FTX’s international unit presumably would not be experiencing bankruptcy today if it was required to adhere to current United States banking laws let alone anything crypto-specific that may bubble up someday. Of course, a CFO might have helped, too.

It’s fair to ask, would FTX’s founders ever founded anything in the U.S.? Were they only interested in exploiting unregulated environments? Maybe so. And so… does that need to be “onshored”? Doesn’t seem like it.

The European Union (EU) is thinking about how to take a crack at regulating offshore entities but is still far from pulling the trigger. The European Securities and Markets Authority (ESMA) will be on the hook in the EU once Markets in Crypto-Assets (MiCA) regulation takes effect in 2024 or thereafter.

European Commission head of digital finance, Jan Ceyssens, suggested at an event in London last month that MiCA will address “reverse solicitation” where a crypto entity (such as “FTX”) which does not have the proper registrations in the EU is prohibited from accepting business with European Union citizens. Moreover, if an EU citizen is able to deposit money in a non-registered offshore exchange, the exchange is culpable. Read more on The Block.

In this scenario, the laws of the EU extend anywhere just as the tentacles of today’s EU General Data Protection Regulation (GDPR) regulation for online privacy have steadily reached around the world as European audience accesses websites globally.
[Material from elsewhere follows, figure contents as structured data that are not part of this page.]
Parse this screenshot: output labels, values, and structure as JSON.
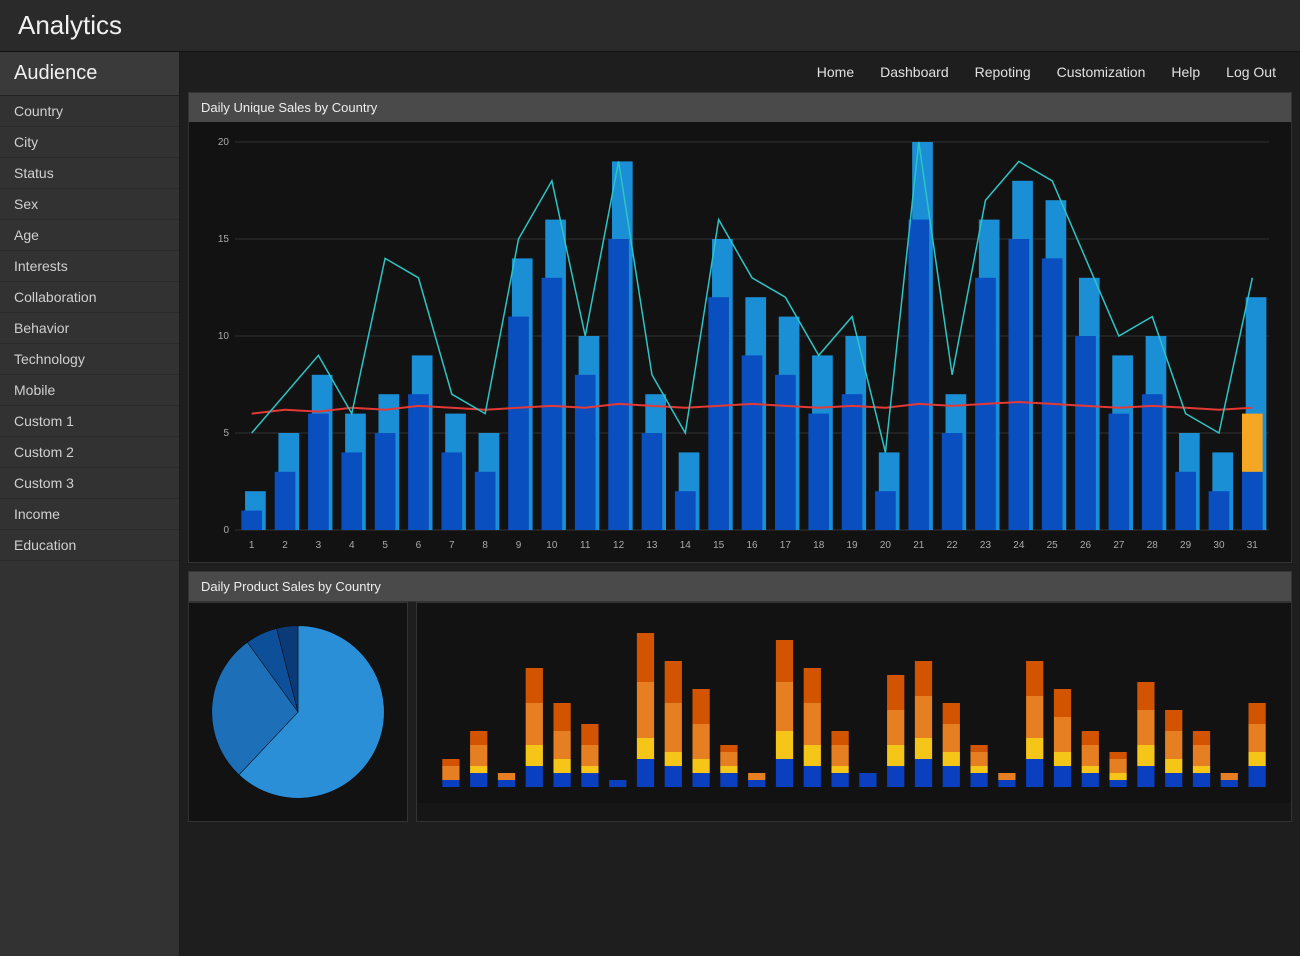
{
  "app": {
    "title": "Analytics"
  },
  "sidebar": {
    "header": "Audience",
    "items": [
      "Country",
      "City",
      "Status",
      "Sex",
      "Age",
      "Interests",
      "Collaboration",
      "Behavior",
      "Technology",
      "Mobile",
      "Custom 1",
      "Custom 2",
      "Custom 3",
      "Income",
      "Education"
    ]
  },
  "nav": {
    "items": [
      "Home",
      "Dashboard",
      "Repoting",
      "Customization",
      "Help",
      "Log Out"
    ]
  },
  "main_chart": {
    "title": "Daily Unique Sales by Country",
    "type": "bar+line",
    "background_color": "#121212",
    "grid_color": "#333333",
    "axis_color": "#888888",
    "ylim": [
      0,
      20
    ],
    "yticks": [
      0,
      5,
      10,
      15,
      20
    ],
    "x_categories": [
      1,
      2,
      3,
      4,
      5,
      6,
      7,
      8,
      9,
      10,
      11,
      12,
      13,
      14,
      15,
      16,
      17,
      18,
      19,
      20,
      21,
      22,
      23,
      24,
      25,
      26,
      27,
      28,
      29,
      30,
      31
    ],
    "bars_back": [
      2,
      5,
      8,
      6,
      7,
      9,
      6,
      5,
      14,
      16,
      10,
      19,
      7,
      4,
      15,
      12,
      11,
      9,
      10,
      4,
      20,
      7,
      16,
      18,
      17,
      13,
      9,
      10,
      5,
      4,
      12
    ],
    "bars_front": [
      1,
      3,
      6,
      4,
      5,
      7,
      4,
      3,
      11,
      13,
      8,
      15,
      5,
      2,
      12,
      9,
      8,
      6,
      7,
      2,
      16,
      5,
      13,
      15,
      14,
      10,
      6,
      7,
      3,
      2,
      6
    ],
    "bars_back_color": "#1b8fd6",
    "bars_front_color": "#0a4fbf",
    "highlight_index": 30,
    "highlight_top_color": "#f5a623",
    "highlight_top_ratio": 0.5,
    "trend_line_color": "#e53935",
    "trend_line_values": [
      6,
      6.2,
      6.1,
      6.3,
      6.2,
      6.4,
      6.3,
      6.2,
      6.3,
      6.4,
      6.3,
      6.5,
      6.4,
      6.3,
      6.4,
      6.5,
      6.4,
      6.3,
      6.4,
      6.3,
      6.5,
      6.4,
      6.5,
      6.6,
      6.5,
      6.4,
      6.3,
      6.4,
      6.3,
      6.2,
      6.3
    ],
    "series_line_color": "#2ec4c4",
    "series_line_values": [
      5,
      7,
      9,
      6,
      14,
      13,
      7,
      6,
      15,
      18,
      10,
      19,
      8,
      5,
      16,
      13,
      12,
      9,
      11,
      4,
      20,
      8,
      17,
      19,
      18,
      14,
      10,
      11,
      6,
      5,
      13
    ],
    "bar_width": 0.62,
    "label_fontsize": 10
  },
  "lower_section": {
    "title": "Daily Product Sales by Country"
  },
  "pie_chart": {
    "type": "pie",
    "slices": [
      {
        "value": 62,
        "color": "#2b8fd8"
      },
      {
        "value": 28,
        "color": "#1d6fb8"
      },
      {
        "value": 6,
        "color": "#0d4f98"
      },
      {
        "value": 4,
        "color": "#0a3b78"
      }
    ],
    "background_color": "#121212",
    "radius": 80
  },
  "stack_chart": {
    "type": "stacked-bar",
    "ylim": [
      0,
      24
    ],
    "categories_count": 30,
    "segment_colors": [
      "#0a3fbf",
      "#f5c518",
      "#e67e22",
      "#d35400"
    ],
    "stacks": [
      [
        1,
        0,
        2,
        1
      ],
      [
        2,
        1,
        3,
        2
      ],
      [
        1,
        0,
        1,
        0
      ],
      [
        3,
        3,
        6,
        5
      ],
      [
        2,
        2,
        4,
        4
      ],
      [
        2,
        1,
        3,
        3
      ],
      [
        1,
        0,
        0,
        0
      ],
      [
        4,
        3,
        8,
        7
      ],
      [
        3,
        2,
        7,
        6
      ],
      [
        2,
        2,
        5,
        5
      ],
      [
        2,
        1,
        2,
        1
      ],
      [
        1,
        0,
        1,
        0
      ],
      [
        4,
        4,
        7,
        6
      ],
      [
        3,
        3,
        6,
        5
      ],
      [
        2,
        1,
        3,
        2
      ],
      [
        2,
        0,
        0,
        0
      ],
      [
        3,
        3,
        5,
        5
      ],
      [
        4,
        3,
        6,
        5
      ],
      [
        3,
        2,
        4,
        3
      ],
      [
        2,
        1,
        2,
        1
      ],
      [
        1,
        0,
        1,
        0
      ],
      [
        4,
        3,
        6,
        5
      ],
      [
        3,
        2,
        5,
        4
      ],
      [
        2,
        1,
        3,
        2
      ],
      [
        1,
        1,
        2,
        1
      ],
      [
        3,
        3,
        5,
        4
      ],
      [
        2,
        2,
        4,
        3
      ],
      [
        2,
        1,
        3,
        2
      ],
      [
        1,
        0,
        1,
        0
      ],
      [
        3,
        2,
        4,
        3
      ]
    ],
    "bar_width": 0.62,
    "background_color": "#121212"
  }
}
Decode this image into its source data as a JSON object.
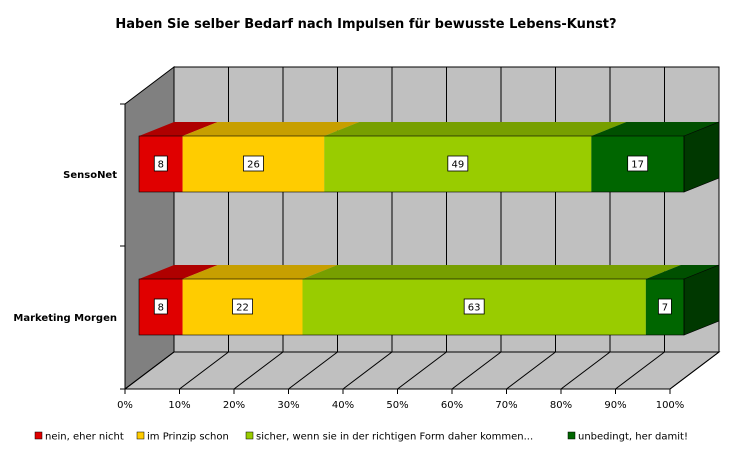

On top of this, there are the crosscurrents of Anti-Money Laundering and Know-Your-Customer (AML/KYC) requirements which the financial system depends on to root out bad actors who are sending and receiving funds.

The onshore-offshore debate gets to the heart of evolving crypto regulation and another parallel thread:

    • National regulation – There is a steady web of crypto regulations growing among sovereign nations and across regions (like the EU), which builds on national financial systems.
    • Global regulation – At the same time, there is a steady growth of global regulations that enable the functioning of the global economy while also providing a degree of security and surveillance. If a country wants access to the SWIFT network, they will need to abide by its associated laws and requirements, for example.

Primacy

As these purposes intertwine, enter the challenge for U.S. lawmakers: the primacy of the U.S. dollar and its importance to American power.

Assuming crypto and blockchain technology can make a use case for better settlement of payments internationally, how to continue to maintain the primacy of the U.S. dollar?

Put another way, offshore or onshore, it will all be the same shore. How to keep the Dollar as the world’s reserve currency?

As crypto and blockchain technology continues to evolve and grow, the Dollar’s “dominance strategy” will be something Congress, regulatory bodies and the U.S. Treasury will need to discover especially as emerging economies such as those in Africa and underserved communities in the U.S. embrace the less restrictive environment of crypto.